In the best possible taste
More goes into getting a burger right than the physical ingredients and texture. To know you’re on to a winner, it’s important that researchers are able to reliably quantify how the taste compares to the real thing. ‘How would you describe the flavour of beef?’ asks Lipman. ‘It’s hard.’ To do this, they turned to sensory science using panels of human tasters.
However, it’s a tricky job setting up a tasting panel compared with calibrating an instrument – something as innocuous as the colour of a room can change how something tastes, explains Lipman. One way to do it is to use a panel of volunteers who are trained to evaluate standards for bitterness, juiciness, saltiness and so on. By constantly testing and re-testing people on how they score the extremes of these attributes, you get a controlled lexicon for evaluating products. ‘Breaking that down in a quantitative way is really enjoyable,’ says Lipman. Another method is to use untrained, or partially trained volunteers, and to ask them to come up with the attributes they would use to describe the similarities and differences between dissimilar kinds of food. ‘The goal is to find a small number of attributes based on their discussions as to how they can make sense of the similarities and differences.’
Some sources are sceptical about how well the new Whopper will fare. ‘As an economist, it’s not clear to me who their market is or how big it is,’ says David Anderson, a livestock economist at Texas A&M University. Cost is the big sticking point for him. ‘It’s priced like a dollar higher. For people who are price-conscious, I think they’re going to look at that and say “you know what, I can get the real [Whopper] for a dollar less.”’
When it comes to meat-substitutes, Anderson says companies like Impossible Foods can expect real opposition. ‘I think there’s going to be a lot of resistance from farmers,’ he says. ‘They have a worry that it’s going to take away their livelihood, that it’s going to replace them.’

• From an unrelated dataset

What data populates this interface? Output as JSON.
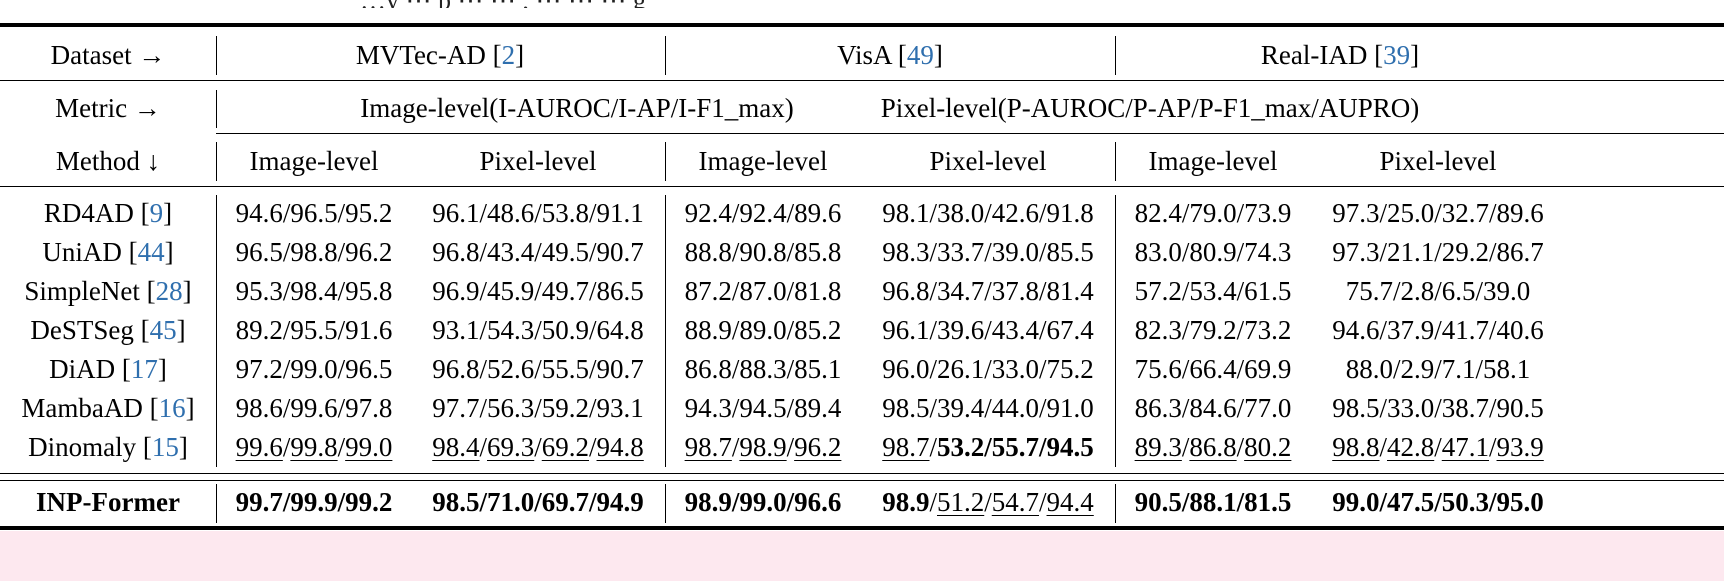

Examples of that resistance already exist, with meat industry lobbyists attempting to prevent plant-based meat products from using the word ‘meat’ at all. Impossible Food isn’t too worried though. They believe that at the end of the day, consumers will go for the best product. ‘I think that what we’ve seen in technology and innovation is that it’s kind of hard, if you make something better, to get people not to use it,’ says Lipman. ‘Where companies have tried to stop it, that’s not as useful if you want to stay in business as trying to make it work for you.’